More than 8 million Cash App Investing customers may have had personal data compromised after a former employee downloaded internal reports without permission, parent company Block Inc revealed in a regulatory filing earlier this week.
The breach solely impacted Cash App Investing users, according to the filing Monday, not the company’s more popular peer-to-peer payment product, Cash App. Block, formerly known as Square, said it is reaching out to roughly 8.2 million current and former customers about the incident.
“At Cash App we value customer trust and are committed to the security of customers’ information,” Danika Owsley, a spokesperson for Cash App, told CNN Business in a statement. “Upon discovery, we took steps to remediate this issue and launched an investigation with the help of a leading forensics firm.”

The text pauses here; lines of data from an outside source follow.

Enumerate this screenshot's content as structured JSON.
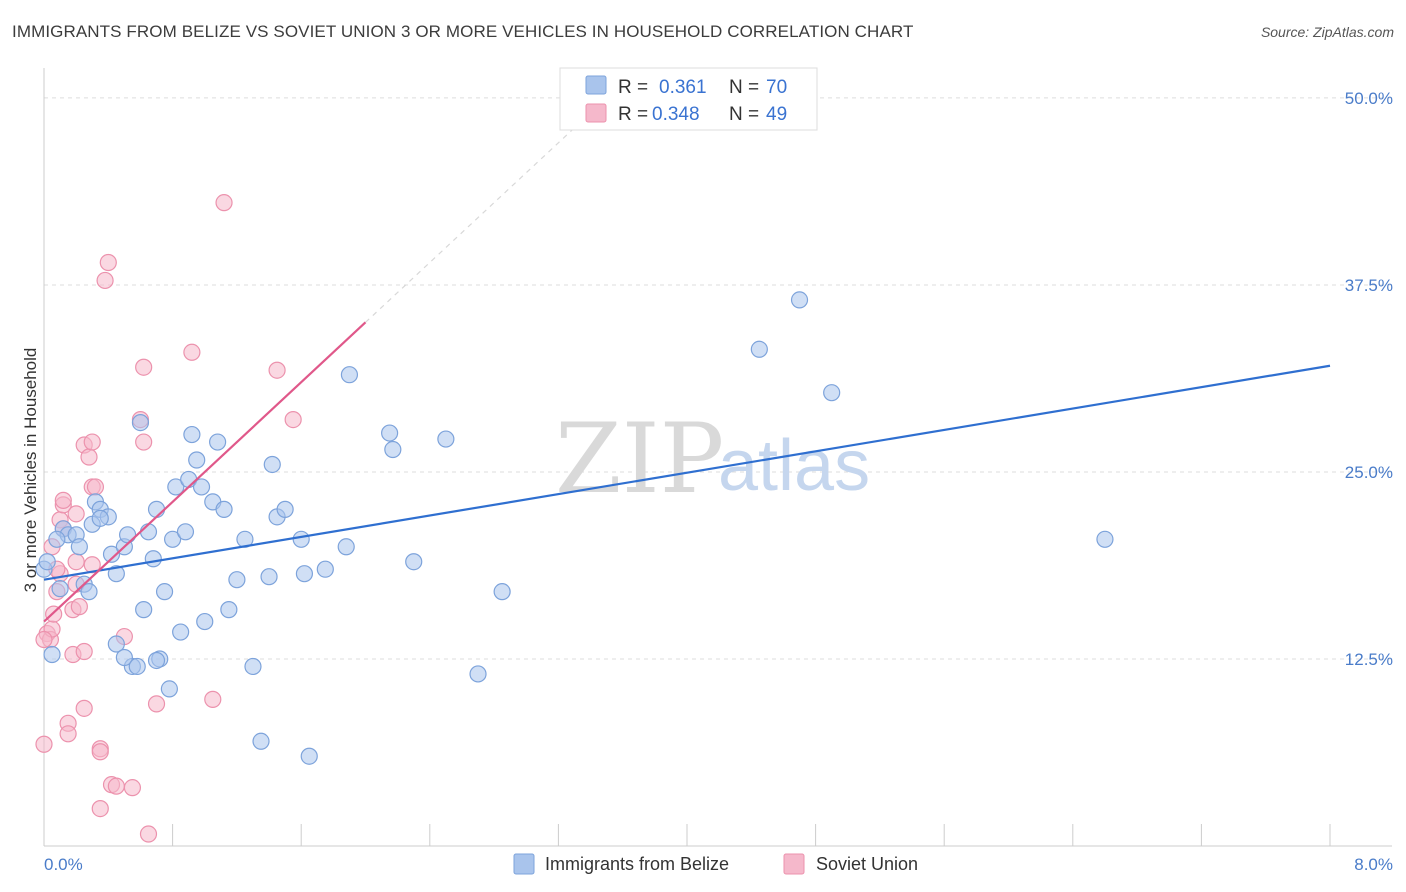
{
  "title": "IMMIGRANTS FROM BELIZE VS SOVIET UNION 3 OR MORE VEHICLES IN HOUSEHOLD CORRELATION CHART",
  "source": "Source: ZipAtlas.com",
  "watermark": {
    "zip": "ZIP",
    "atlas": "atlas"
  },
  "legend": {
    "belize": {
      "r_label": "R =",
      "r_value": "0.361",
      "n_label": "N =",
      "n_value": "70"
    },
    "soviet": {
      "r_label": "R =",
      "r_value": "0.348",
      "n_label": "N =",
      "n_value": "49"
    }
  },
  "bottom_legend": {
    "belize": "Immigrants from Belize",
    "soviet": "Soviet Union"
  },
  "colors": {
    "belize_fill": "#a9c4ec",
    "belize_stroke": "#7da3db",
    "belize_line": "#2f6fd0",
    "soviet_fill": "#f5b8cb",
    "soviet_stroke": "#ec92ad",
    "soviet_line": "#e0588a",
    "grid": "#dddddd",
    "axis_text": "#4a7cc9"
  },
  "chart_data": {
    "type": "scatter",
    "title": "IMMIGRANTS FROM BELIZE VS SOVIET UNION 3 OR MORE VEHICLES IN HOUSEHOLD CORRELATION CHART",
    "xlabel": "",
    "ylabel": "3 or more Vehicles in Household",
    "xlim": [
      0,
      8
    ],
    "ylim": [
      0,
      52
    ],
    "x_tick_labels": [
      "0.0%",
      "8.0%"
    ],
    "y_ticks": [
      12.5,
      25.0,
      37.5,
      50.0
    ],
    "y_tick_labels": [
      "12.5%",
      "25.0%",
      "37.5%",
      "50.0%"
    ],
    "grid": true,
    "legend_position": "top-center",
    "series": [
      {
        "name": "Immigrants from Belize",
        "trend": {
          "x": [
            0,
            8
          ],
          "y": [
            17.8,
            32.1
          ]
        },
        "points": [
          [
            0.0,
            18.5
          ],
          [
            0.02,
            19.0
          ],
          [
            0.05,
            12.8
          ],
          [
            0.1,
            17.2
          ],
          [
            0.12,
            21.2
          ],
          [
            0.15,
            20.8
          ],
          [
            0.2,
            20.8
          ],
          [
            0.25,
            17.5
          ],
          [
            0.28,
            17.0
          ],
          [
            0.22,
            20.0
          ],
          [
            0.3,
            21.5
          ],
          [
            0.32,
            23.0
          ],
          [
            0.35,
            22.5
          ],
          [
            0.4,
            22.0
          ],
          [
            0.42,
            19.5
          ],
          [
            0.45,
            18.2
          ],
          [
            0.5,
            20.0
          ],
          [
            0.52,
            20.8
          ],
          [
            0.55,
            12.0
          ],
          [
            0.45,
            13.5
          ],
          [
            0.6,
            28.3
          ],
          [
            0.62,
            15.8
          ],
          [
            0.65,
            21.0
          ],
          [
            0.68,
            19.2
          ],
          [
            0.7,
            22.5
          ],
          [
            0.72,
            12.5
          ],
          [
            0.75,
            17.0
          ],
          [
            0.78,
            10.5
          ],
          [
            0.8,
            20.5
          ],
          [
            0.82,
            24.0
          ],
          [
            0.85,
            14.3
          ],
          [
            0.88,
            21.0
          ],
          [
            0.9,
            24.5
          ],
          [
            0.92,
            27.5
          ],
          [
            0.95,
            25.8
          ],
          [
            0.98,
            24.0
          ],
          [
            1.0,
            15.0
          ],
          [
            1.05,
            23.0
          ],
          [
            1.08,
            27.0
          ],
          [
            1.12,
            22.5
          ],
          [
            1.15,
            15.8
          ],
          [
            1.2,
            17.8
          ],
          [
            1.25,
            20.5
          ],
          [
            1.3,
            12.0
          ],
          [
            1.35,
            7.0
          ],
          [
            1.4,
            18.0
          ],
          [
            1.42,
            25.5
          ],
          [
            1.45,
            22.0
          ],
          [
            1.5,
            22.5
          ],
          [
            1.6,
            20.5
          ],
          [
            1.62,
            18.2
          ],
          [
            1.65,
            6.0
          ],
          [
            1.75,
            18.5
          ],
          [
            1.88,
            20.0
          ],
          [
            1.9,
            31.5
          ],
          [
            2.15,
            27.6
          ],
          [
            2.17,
            26.5
          ],
          [
            2.3,
            19.0
          ],
          [
            2.5,
            27.2
          ],
          [
            2.7,
            11.5
          ],
          [
            2.85,
            17.0
          ],
          [
            0.35,
            21.9
          ],
          [
            0.5,
            12.6
          ],
          [
            0.58,
            12.0
          ],
          [
            0.7,
            12.4
          ],
          [
            4.45,
            33.2
          ],
          [
            4.7,
            36.5
          ],
          [
            4.9,
            30.3
          ],
          [
            6.6,
            20.5
          ],
          [
            0.08,
            20.5
          ]
        ]
      },
      {
        "name": "Soviet Union",
        "trend": {
          "x": [
            0,
            2.0
          ],
          "y": [
            15.0,
            35.0
          ]
        },
        "points": [
          [
            0.0,
            6.8
          ],
          [
            0.02,
            14.2
          ],
          [
            0.04,
            13.8
          ],
          [
            0.05,
            14.5
          ],
          [
            0.06,
            15.5
          ],
          [
            0.08,
            17.0
          ],
          [
            0.1,
            18.2
          ],
          [
            0.1,
            21.8
          ],
          [
            0.12,
            22.8
          ],
          [
            0.12,
            23.1
          ],
          [
            0.15,
            8.2
          ],
          [
            0.15,
            7.5
          ],
          [
            0.18,
            12.8
          ],
          [
            0.18,
            15.8
          ],
          [
            0.2,
            17.5
          ],
          [
            0.2,
            19.0
          ],
          [
            0.2,
            22.2
          ],
          [
            0.22,
            16.0
          ],
          [
            0.25,
            13.0
          ],
          [
            0.25,
            9.2
          ],
          [
            0.25,
            26.8
          ],
          [
            0.28,
            26.0
          ],
          [
            0.3,
            27.0
          ],
          [
            0.3,
            18.8
          ],
          [
            0.3,
            24.0
          ],
          [
            0.32,
            24.0
          ],
          [
            0.35,
            2.5
          ],
          [
            0.35,
            6.5
          ],
          [
            0.35,
            6.3
          ],
          [
            0.38,
            37.8
          ],
          [
            0.4,
            39.0
          ],
          [
            0.42,
            4.1
          ],
          [
            0.45,
            4.0
          ],
          [
            0.5,
            14.0
          ],
          [
            0.55,
            3.9
          ],
          [
            0.6,
            28.5
          ],
          [
            0.62,
            32.0
          ],
          [
            0.62,
            27.0
          ],
          [
            0.65,
            0.8
          ],
          [
            0.7,
            9.5
          ],
          [
            0.92,
            33.0
          ],
          [
            1.05,
            9.8
          ],
          [
            1.12,
            43.0
          ],
          [
            1.45,
            31.8
          ],
          [
            1.55,
            28.5
          ],
          [
            0.0,
            13.8
          ],
          [
            0.05,
            20.0
          ],
          [
            0.12,
            21.2
          ],
          [
            0.08,
            18.5
          ]
        ]
      }
    ]
  }
}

Information in the reports accessed by the former employee included customers’ full names and brokerage account number, which is the personal identification number associated with a customers’ stock activity on the platform. For some customers, the data accessed also included the value and holdings of the brokerage portfolio, as well as some trading activity, according to the SEC filing.
The former employee downloaded the data in December, after their employment with the company had ended, according to the filing. “We know how these reports were accessed, and we have notified law enforcement,” Owsley said in the statement. The company declined to provide further details on how the incident occurred.
In her statement, Owsley said the company continues to “review and strengthen administrative and technical safeguards to protect information.”
The filing added that the reports accessed by the former employee did not include usernames or passwords, Social Security numbers, date of birth, payment card information, addresses, bank account information or “any other personally identifiable information.”